Ich will damit sagen, das Krebssperren sicher kein Ausweg sind, denn Krebse erkennen und nutzen schnell gewisse Umwege und Kletterhilfen, auch wenn es nur ein Grashalm ist der vom Ufer aus ins Wasser ragt.

Georg
21.04.11, 21:24
Der Amerikaner wird seinen Weg finden. Überall hin. Es ist nur eine Frage der Zeit, wann er auch die letzten Nischen findet und besetzt...

Amerikanischer Signalkrebs bedroht Lachsbestand in Schottland (http://www.fliegenfischen.de/news/detail.php?objectID=1918&class=6)

Nachdem jetzt erstmalig amerikanische Signalkrebse im Fluss Kelvin praktisch im Zentrum von Glasgow entdeckt wurden,
hegen schottische Naturschützer und Angler schlimme Befürchtungen ...

Mattes
21.04.11, 22:34
16 Jahre von der Entdeckung bis zur flächendeckenden Verbreitung. Das nenne ich wahrlich invasiv.
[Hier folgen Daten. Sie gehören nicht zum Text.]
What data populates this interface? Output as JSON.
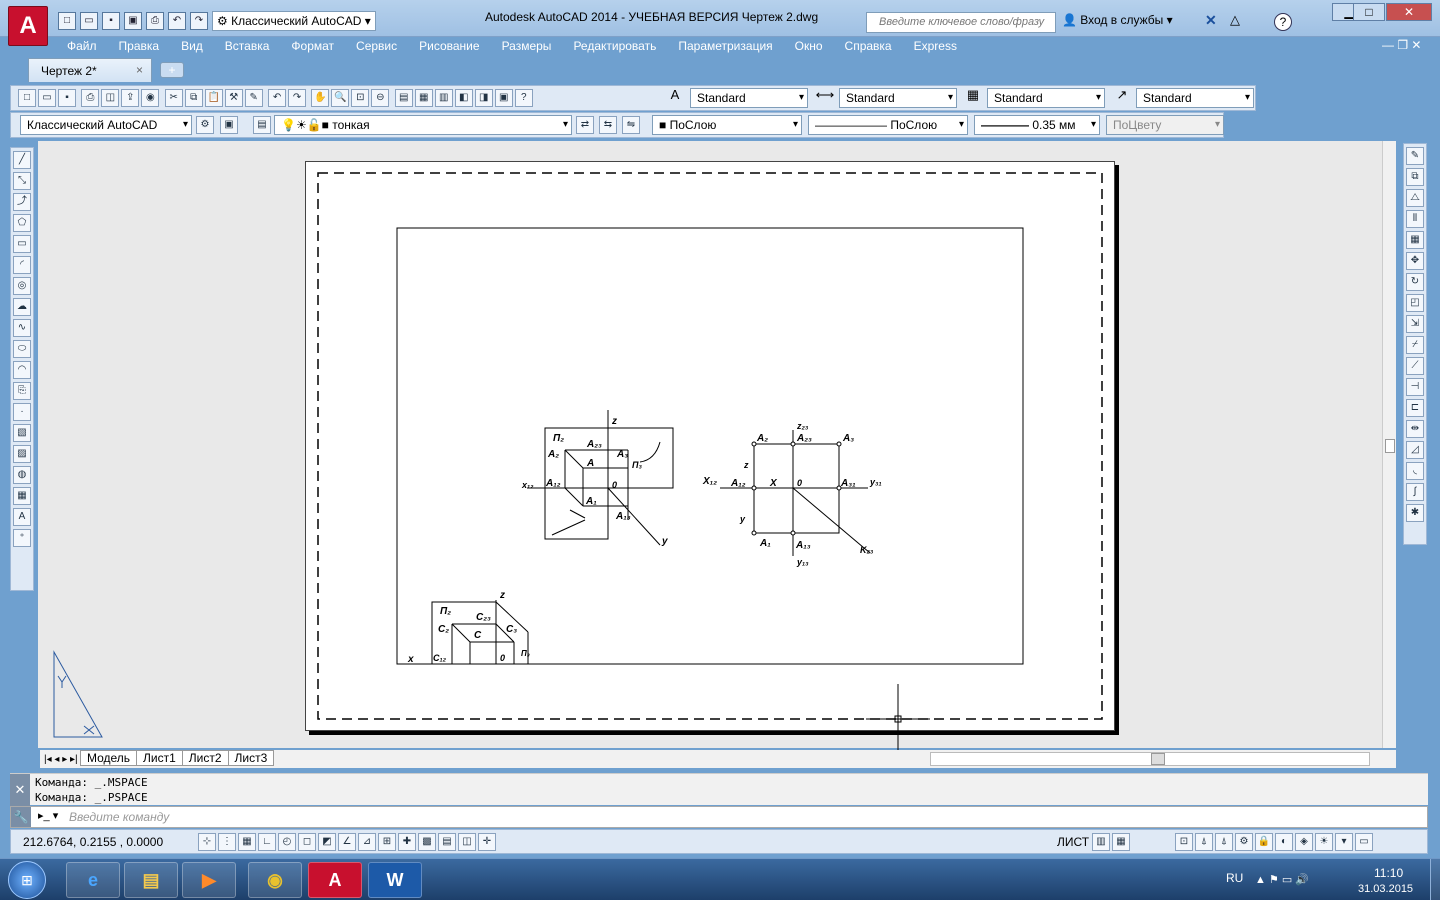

Aber mal eine andere Frage in dem Zusammenhang. Hatten die denn vorher in Schottland keine heimischen Krebse? Warum ist der Ami nun eine so hohe Bedrohung für den Lachs? Wäre nur logisch, wenn vormals dort gar kein Krebs heimisch gewesen wäre oder der Ami aggressiver ist und sich vermehrt um den Laich "kümmert".

Georg
21.04.11, 23:00
Ich denke schon, daß die Meldung pressewirksam aufgearbeitet wurde,
die Lachsfischer ihre Bemühungen bedroht sehen, liegt da auf der Hand,
wobei ich meine, daß auf der "Insel" keine Süsswasserkrebse natürlich vorkommen.
Insofern wäre der Ami schon eine Bedrohung.